Contrairement à la position du collège de l’AMF, la commission des sanctions a estimé en l’espèce qu’une recommandation d’analyse financière ne pouvait être qualifiée d’information privilégiée

Une décision inédite pour l’Autorité des marchés financiers (AMF). Fin mai, la commission des sanctions de l’AMF a condamné un analyste financier à une amende de 100.000 euros – contre 750.00 euros demandés par le collège de l’AMF – et à une interdiction d’exercice d’analyse financière pendant dix ans. Pourquoi ?

Non-respect des obligations professionnelles

Le collège de l’AMF lui reprochait:

1/ d’avoir manqué à ses obligations professionnelles en prenant des positions sur des titres financiers et en ne déclarant pas l’ouverture de comptes-titres. Entre 2012 et 2014, l’analyste a réalisé des opérations sur 76 titres, réalisant plus de 410.000 euros de plus-values.

2/ d’avoir manqué à son obligation d’abstention d’utiliser une information privilégiée en utilisant les informations de ses collègues analystes juste avant la publication de leur note d’analyse – soit un changement de recommandation, soit une initiation de couverture – sur 28 valeurs cotées.

3/ diffusé une fausse information en émettant un avis sur le titre Vallourec après avoir pris une position dessus, sans avertir le marché de ce conflit d’intérêts.

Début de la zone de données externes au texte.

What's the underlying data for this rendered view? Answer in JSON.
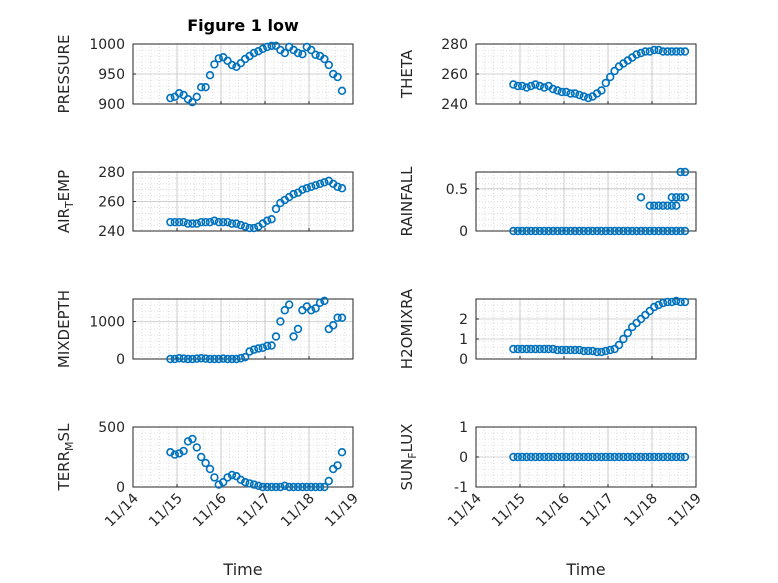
{
  "figure": {
    "title": "Figure 1 low",
    "xlabel": "Time"
  },
  "chart_data": [
    {
      "type": "scatter",
      "title": "Figure 1 low",
      "ylabel": "PRESSURE",
      "ylim": [
        900,
        1000
      ],
      "yticks": [
        "900",
        "950",
        "1000"
      ],
      "ytick_values": [
        900,
        950,
        1000
      ],
      "xlim": [
        14,
        19
      ],
      "xticks": [
        "11/14",
        "11/15",
        "11/16",
        "11/17",
        "11/18",
        "11/19"
      ],
      "show_xticklabels": false,
      "series": [
        {
          "x": [
            14.85,
            14.95,
            15.05,
            15.15,
            15.25,
            15.35,
            15.45,
            15.55,
            15.65,
            15.75,
            15.85,
            15.95,
            16.05,
            16.15,
            16.25,
            16.35,
            16.45,
            16.55,
            16.65,
            16.75,
            16.85,
            16.95,
            17.05,
            17.15,
            17.25,
            17.35,
            17.45,
            17.55,
            17.65,
            17.75,
            17.85,
            17.95,
            18.05,
            18.15,
            18.25,
            18.35,
            18.45,
            18.55,
            18.65,
            18.75
          ],
          "y": [
            910,
            912,
            918,
            915,
            908,
            903,
            912,
            928,
            928,
            948,
            966,
            976,
            978,
            972,
            965,
            962,
            968,
            975,
            980,
            985,
            988,
            992,
            995,
            997,
            997,
            990,
            985,
            995,
            990,
            985,
            983,
            995,
            990,
            982,
            980,
            975,
            965,
            950,
            945,
            922
          ]
        }
      ]
    },
    {
      "type": "scatter",
      "title": "",
      "ylabel": "THETA",
      "ylim": [
        240,
        280
      ],
      "yticks": [
        "240",
        "260",
        "280"
      ],
      "ytick_values": [
        240,
        260,
        280
      ],
      "xlim": [
        14,
        19
      ],
      "xticks": [
        "11/14",
        "11/15",
        "11/16",
        "11/17",
        "11/18",
        "11/19"
      ],
      "show_xticklabels": false,
      "series": [
        {
          "x": [
            14.85,
            14.95,
            15.05,
            15.15,
            15.25,
            15.35,
            15.45,
            15.55,
            15.65,
            15.75,
            15.85,
            15.95,
            16.05,
            16.15,
            16.25,
            16.35,
            16.45,
            16.55,
            16.65,
            16.75,
            16.85,
            16.95,
            17.05,
            17.15,
            17.25,
            17.35,
            17.45,
            17.55,
            17.65,
            17.75,
            17.85,
            17.95,
            18.05,
            18.15,
            18.25,
            18.35,
            18.45,
            18.55,
            18.65,
            18.75
          ],
          "y": [
            253,
            252,
            252,
            251,
            252,
            253,
            252,
            251,
            252,
            250,
            249,
            248,
            248,
            247,
            247,
            246,
            245,
            244,
            245,
            247,
            249,
            254,
            258,
            262,
            265,
            267,
            269,
            271,
            273,
            274,
            275,
            275,
            276,
            276,
            275,
            275,
            275,
            275,
            275,
            275
          ]
        }
      ]
    },
    {
      "type": "scatter",
      "title": "",
      "ylabel": "AIR_TEMP",
      "ylim": [
        240,
        280
      ],
      "yticks": [
        "240",
        "260",
        "280"
      ],
      "ytick_values": [
        240,
        260,
        280
      ],
      "xlim": [
        14,
        19
      ],
      "xticks": [
        "11/14",
        "11/15",
        "11/16",
        "11/17",
        "11/18",
        "11/19"
      ],
      "show_xticklabels": false,
      "series": [
        {
          "x": [
            14.85,
            14.95,
            15.05,
            15.15,
            15.25,
            15.35,
            15.45,
            15.55,
            15.65,
            15.75,
            15.85,
            15.95,
            16.05,
            16.15,
            16.25,
            16.35,
            16.45,
            16.55,
            16.65,
            16.75,
            16.85,
            16.95,
            17.05,
            17.15,
            17.25,
            17.35,
            17.45,
            17.55,
            17.65,
            17.75,
            17.85,
            17.95,
            18.05,
            18.15,
            18.25,
            18.35,
            18.45,
            18.55,
            18.65,
            18.75
          ],
          "y": [
            246,
            246,
            246,
            246,
            245,
            245,
            245,
            246,
            246,
            246,
            247,
            246,
            246,
            246,
            245,
            245,
            244,
            243,
            242,
            242,
            243,
            245,
            247,
            248,
            255,
            259,
            261,
            263,
            265,
            266,
            268,
            269,
            270,
            271,
            272,
            273,
            274,
            272,
            270,
            269
          ]
        }
      ]
    },
    {
      "type": "scatter",
      "title": "",
      "ylabel": "RAINFALL",
      "ylim": [
        0,
        0.7
      ],
      "yticks": [
        "0",
        "0.5"
      ],
      "ytick_values": [
        0,
        0.5
      ],
      "xlim": [
        14,
        19
      ],
      "xticks": [
        "11/14",
        "11/15",
        "11/16",
        "11/17",
        "11/18",
        "11/19"
      ],
      "show_xticklabels": false,
      "series": [
        {
          "x": [
            14.85,
            14.95,
            15.05,
            15.15,
            15.25,
            15.35,
            15.45,
            15.55,
            15.65,
            15.75,
            15.85,
            15.95,
            16.05,
            16.15,
            16.25,
            16.35,
            16.45,
            16.55,
            16.65,
            16.75,
            16.85,
            16.95,
            17.05,
            17.15,
            17.25,
            17.35,
            17.45,
            17.55,
            17.65,
            17.75,
            17.85,
            17.95,
            18.05,
            18.15,
            18.25,
            18.35,
            18.45,
            18.55,
            18.65,
            18.75,
            17.75,
            17.95,
            18.05,
            18.15,
            18.25,
            18.35,
            18.45,
            18.55,
            18.65,
            18.75,
            18.65,
            18.75,
            18.45,
            18.55
          ],
          "y": [
            0,
            0,
            0,
            0,
            0,
            0,
            0,
            0,
            0,
            0,
            0,
            0,
            0,
            0,
            0,
            0,
            0,
            0,
            0,
            0,
            0,
            0,
            0,
            0,
            0,
            0,
            0,
            0,
            0,
            0,
            0,
            0,
            0,
            0,
            0,
            0,
            0,
            0,
            0,
            0,
            0.4,
            0.3,
            0.3,
            0.3,
            0.3,
            0.3,
            0.4,
            0.4,
            0.4,
            0.4,
            0.7,
            0.7,
            0.3,
            0.3
          ]
        }
      ]
    },
    {
      "type": "scatter",
      "title": "",
      "ylabel": "MIXDEPTH",
      "ylim": [
        0,
        1600
      ],
      "yticks": [
        "0",
        "1000"
      ],
      "ytick_values": [
        0,
        1000
      ],
      "xlim": [
        14,
        19
      ],
      "xticks": [
        "11/14",
        "11/15",
        "11/16",
        "11/17",
        "11/18",
        "11/19"
      ],
      "show_xticklabels": false,
      "series": [
        {
          "x": [
            14.85,
            14.95,
            15.05,
            15.15,
            15.25,
            15.35,
            15.45,
            15.55,
            15.65,
            15.75,
            15.85,
            15.95,
            16.05,
            16.15,
            16.25,
            16.35,
            16.45,
            16.55,
            16.65,
            16.75,
            16.85,
            16.95,
            17.05,
            17.15,
            17.25,
            17.35,
            17.45,
            17.55,
            17.65,
            17.75,
            17.85,
            17.95,
            18.05,
            18.15,
            18.25,
            18.35,
            18.45,
            18.55,
            18.65,
            18.75
          ],
          "y": [
            0,
            0,
            20,
            10,
            0,
            0,
            10,
            20,
            10,
            0,
            0,
            0,
            10,
            0,
            0,
            0,
            20,
            50,
            200,
            250,
            280,
            300,
            350,
            360,
            600,
            1000,
            1300,
            1450,
            600,
            800,
            1300,
            1400,
            1300,
            1350,
            1500,
            1550,
            800,
            900,
            1100,
            1100
          ]
        }
      ]
    },
    {
      "type": "scatter",
      "title": "",
      "ylabel": "H2OMIXRA",
      "ylim": [
        0,
        3
      ],
      "yticks": [
        "0",
        "1",
        "2"
      ],
      "ytick_values": [
        0,
        1,
        2
      ],
      "xlim": [
        14,
        19
      ],
      "xticks": [
        "11/14",
        "11/15",
        "11/16",
        "11/17",
        "11/18",
        "11/19"
      ],
      "show_xticklabels": false,
      "series": [
        {
          "x": [
            14.85,
            14.95,
            15.05,
            15.15,
            15.25,
            15.35,
            15.45,
            15.55,
            15.65,
            15.75,
            15.85,
            15.95,
            16.05,
            16.15,
            16.25,
            16.35,
            16.45,
            16.55,
            16.65,
            16.75,
            16.85,
            16.95,
            17.05,
            17.15,
            17.25,
            17.35,
            17.45,
            17.55,
            17.65,
            17.75,
            17.85,
            17.95,
            18.05,
            18.15,
            18.25,
            18.35,
            18.45,
            18.55,
            18.65,
            18.75
          ],
          "y": [
            0.5,
            0.5,
            0.5,
            0.5,
            0.5,
            0.5,
            0.5,
            0.5,
            0.5,
            0.5,
            0.45,
            0.45,
            0.45,
            0.45,
            0.45,
            0.45,
            0.4,
            0.4,
            0.4,
            0.35,
            0.35,
            0.4,
            0.45,
            0.5,
            0.7,
            1.0,
            1.3,
            1.6,
            1.8,
            2.0,
            2.2,
            2.4,
            2.6,
            2.7,
            2.8,
            2.85,
            2.85,
            2.9,
            2.85,
            2.85
          ]
        }
      ]
    },
    {
      "type": "scatter",
      "title": "",
      "ylabel": "TERR_MSL",
      "ylim": [
        0,
        500
      ],
      "yticks": [
        "0",
        "500"
      ],
      "ytick_values": [
        0,
        500
      ],
      "xlim": [
        14,
        19
      ],
      "xticks": [
        "11/14",
        "11/15",
        "11/16",
        "11/17",
        "11/18",
        "11/19"
      ],
      "show_xticklabels": true,
      "series": [
        {
          "x": [
            14.85,
            14.95,
            15.05,
            15.15,
            15.25,
            15.35,
            15.45,
            15.55,
            15.65,
            15.75,
            15.85,
            15.95,
            16.05,
            16.15,
            16.25,
            16.35,
            16.45,
            16.55,
            16.65,
            16.75,
            16.85,
            16.95,
            17.05,
            17.15,
            17.25,
            17.35,
            17.45,
            17.55,
            17.65,
            17.75,
            17.85,
            17.95,
            18.05,
            18.15,
            18.25,
            18.35,
            18.45,
            18.55,
            18.65,
            18.75
          ],
          "y": [
            290,
            270,
            280,
            300,
            380,
            400,
            330,
            250,
            200,
            150,
            80,
            20,
            40,
            80,
            100,
            90,
            60,
            40,
            30,
            20,
            10,
            0,
            0,
            0,
            0,
            0,
            10,
            0,
            0,
            0,
            0,
            0,
            0,
            0,
            0,
            0,
            50,
            150,
            180,
            290
          ]
        }
      ]
    },
    {
      "type": "scatter",
      "title": "",
      "ylabel": "SUN_FLUX",
      "ylim": [
        -1,
        1
      ],
      "yticks": [
        "-1",
        "0",
        "1"
      ],
      "ytick_values": [
        -1,
        0,
        1
      ],
      "xlim": [
        14,
        19
      ],
      "xticks": [
        "11/14",
        "11/15",
        "11/16",
        "11/17",
        "11/18",
        "11/19"
      ],
      "show_xticklabels": true,
      "series": [
        {
          "x": [
            14.85,
            14.95,
            15.05,
            15.15,
            15.25,
            15.35,
            15.45,
            15.55,
            15.65,
            15.75,
            15.85,
            15.95,
            16.05,
            16.15,
            16.25,
            16.35,
            16.45,
            16.55,
            16.65,
            16.75,
            16.85,
            16.95,
            17.05,
            17.15,
            17.25,
            17.35,
            17.45,
            17.55,
            17.65,
            17.75,
            17.85,
            17.95,
            18.05,
            18.15,
            18.25,
            18.35,
            18.45,
            18.55,
            18.65,
            18.75
          ],
          "y": [
            0,
            0,
            0,
            0,
            0,
            0,
            0,
            0,
            0,
            0,
            0,
            0,
            0,
            0,
            0,
            0,
            0,
            0,
            0,
            0,
            0,
            0,
            0,
            0,
            0,
            0,
            0,
            0,
            0,
            0,
            0,
            0,
            0,
            0,
            0,
            0,
            0,
            0,
            0,
            0
          ]
        }
      ]
    }
  ]
}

Obligation de mentionner le conflit d’intérêts dans la note d’analyse

Sur la diffusion d’une fausse information, le mis en cause invoquait l’absence d’intention de tromper le marché, faisant valoir que le relèvement de sa recommandation et de son objectif de cours sur Vallourec reposait sur des éléments objectifs, sans volonté d’augmenter artificiellement le cours du titre. La veille de la publication de sa note, il avait pris position sur Vallourec via des CFD (contract for difference), et a clôturé sa position quelques heures après la publication de sa recommandation, réalisant une plus-value de plus de 34.000 euros. Pour la commission des sanctions, aucune intention de tromperie n’est exigée pour caractériser le grief. Mais en publiant sa note sans mentionner son conflit d’intérêts, l’analyste est coupable de diffusion de fausse information.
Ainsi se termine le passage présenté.